Até aqui, me esforcei para minimizar a presença de Regina Casé no filme. Mas é impossível a esta altura deixar de acrescentar a Val uma “aura” de sua intérprete. Casé tem se tornado, nos últimos anos, uma das faces especificamente destinadas pela Rede Globo ao público da periferia, com programas como Brasil legal (1995-1997) e Esquenta! (exibido desde 2011). Segundo ela própria, dentro do trabalho proposto por Muylaert, em que um esquema geral é preenchido por falas criadas pelos próprios atores, Casé teria utilizado várias expressões (ela menciona explicitamente “tostec”, usado para se referir à sanduicheira) que aprendeu em seu contato com o povo[16]. Ela não deixa de lembrar ainda seu vínculo com esse tipo de cinematografia, ao referindo-se a sua participação no filme Eu Tu Eles (2000, dirigido por Andrucha Waddington), bem como seus laços familiares com o Nordeste. Casé não deixa de usar um vocabulário que se encontra (sociologicamente, inclusive) em voga: quando evoca as mulheres do povo que já interpretou, não deixa de chamá-las de “guerreiras” e “batalhadoras”. Quando Val afirma que “vai dar seu jeito”, portanto, não estamos num campo tão alheio ao de sua intérprete[17].

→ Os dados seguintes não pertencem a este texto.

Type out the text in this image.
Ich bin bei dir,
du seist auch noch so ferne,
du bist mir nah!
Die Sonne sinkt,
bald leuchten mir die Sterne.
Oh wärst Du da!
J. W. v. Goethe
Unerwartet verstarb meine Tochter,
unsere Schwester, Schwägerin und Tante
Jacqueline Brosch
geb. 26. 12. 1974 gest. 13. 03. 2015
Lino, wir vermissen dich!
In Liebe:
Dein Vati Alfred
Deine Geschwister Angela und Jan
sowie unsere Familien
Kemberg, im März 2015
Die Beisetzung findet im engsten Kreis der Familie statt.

Muylaert não encampa esse tipo de vocabulário. Mas é interessante seguir o percurso de sua crítica ao machismo imperante no cinema e na sociedade brasileira em geral. De modo algo análogo à estruturação do filme (a passagem do mito à história), ela nota que o machismo é um modo de pensar quase eterno em sua perpetuação nos sistemas educacionais. Mais uma vez a História como disciplina é evocada, mas aqui sob o signo negativo, como inventário dos grandes homens, dos heróis masculinos que por meio de sua força teriam alcançado sucesso[18]. Essa gramática do sucesso individual, segundo Muylaert, é tão insidiosa que se constitui inclusive como base para trajetórias femininas que não questionam o próprio modo de ser do machismo. Em termos cinematográficos, esta atitude seria performatizada em Sabrina (1954, dirigido por Billy Wilder), evocada como a antítese de Que horas ela volta?[19]. Assim sendo, falar sobre o machismo, torná-lo explícito, é uma tarefa fundamental. E, como se viu, um dos recursos narrativos adotados na segunda parte do filme é justamente a explicitação do não-dito. Talvez em oposição à ascensão pelo casamento, Muylaert acrescenta que as soluções devem ser encontradas no âmbito individual.

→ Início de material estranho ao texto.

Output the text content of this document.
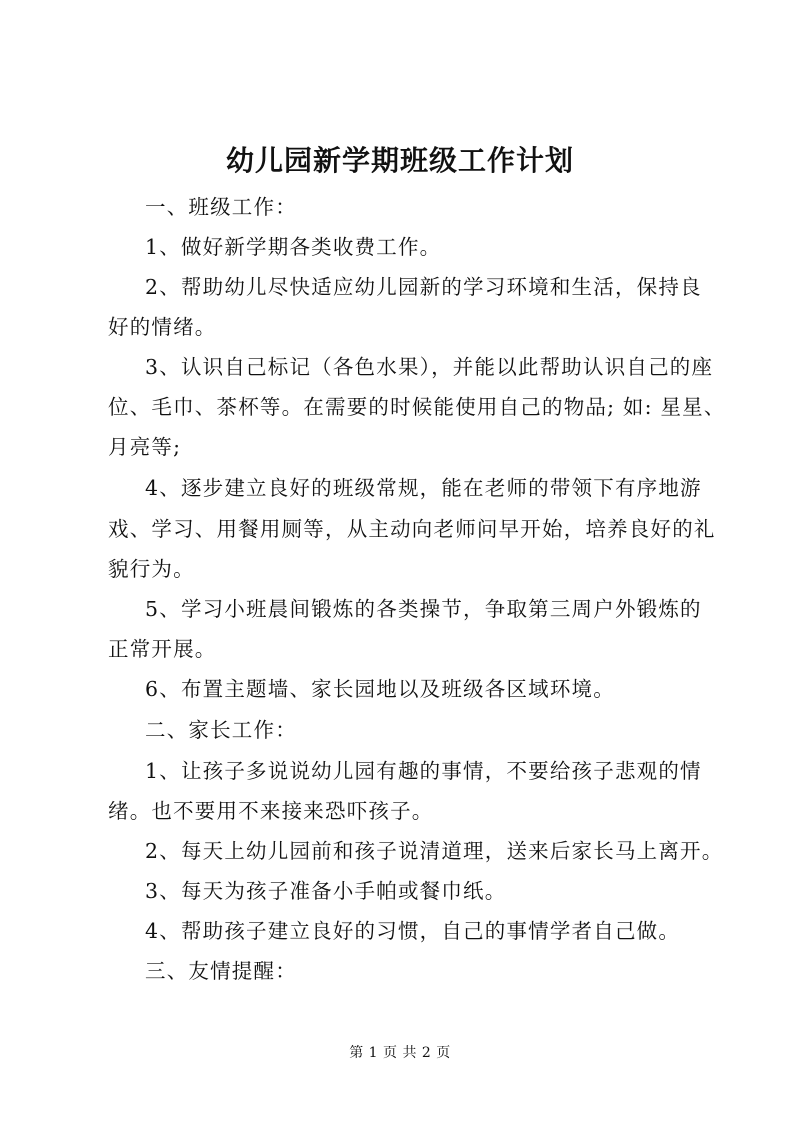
幼儿园新学期班级工作计划
一、班级工作：
1、做好新学期各类收费工作。
2、帮助幼儿尽快适应幼儿园新的学习环境和生活，保持良
好的情绪。
3、认识自己标记（各色水果），并能以此帮助认识自己的座
位、毛巾、茶杯等。在需要的时候能使用自己的物品; 如: 星星、
月亮等;
4、逐步建立良好的班级常规，能在老师的带领下有序地游
戏、学习、用餐用厕等，从主动向老师问早开始，培养良好的礼
貌行为。
5、学习小班晨间锻炼的各类操节，争取第三周户外锻炼的
正常开展。
6、布置主题墙、家长园地以及班级各区域环境。
二、家长工作：
1、让孩子多说说幼儿园有趣的事情，不要给孩子悲观的情
绪。也不要用不来接来恐吓孩子。
2、每天上幼儿园前和孩子说清道理，送来后家长马上离开。
3、每天为孩子准备小手帕或餐巾纸。
4、帮助孩子建立良好的习惯，自己的事情学者自己做。
三、友情提醒：
第 1 页 共 2 页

O que não gera certo curto circuito em relação ao filme. É verdade que a trajetória de Val não é de modo algum marcada, senão de modo negativo, pelo casamento: o ex-marido é evocado como ausência-esquecimento desejada. Contudo, a transformação da personagem ao longo do filme não pode ser separada do diálogo estabelecido com sua filha. Diálogo difícil, na medida em que Jéssica assume uma postura intolerante, e talvez por isso mesmo, efetivamente política. De resto, em termos de modulação narrativa, o percurso de Val em relação à família de seus patrões, a similaridade desigual entre Jéssica e Fabinho, a atração unilateral deste e de seu pai pela menina tornam o filme de tal forma esquemático, como apontou Araujo, que fica difícil enfatizar o caráter individual (e não típico) das personagens.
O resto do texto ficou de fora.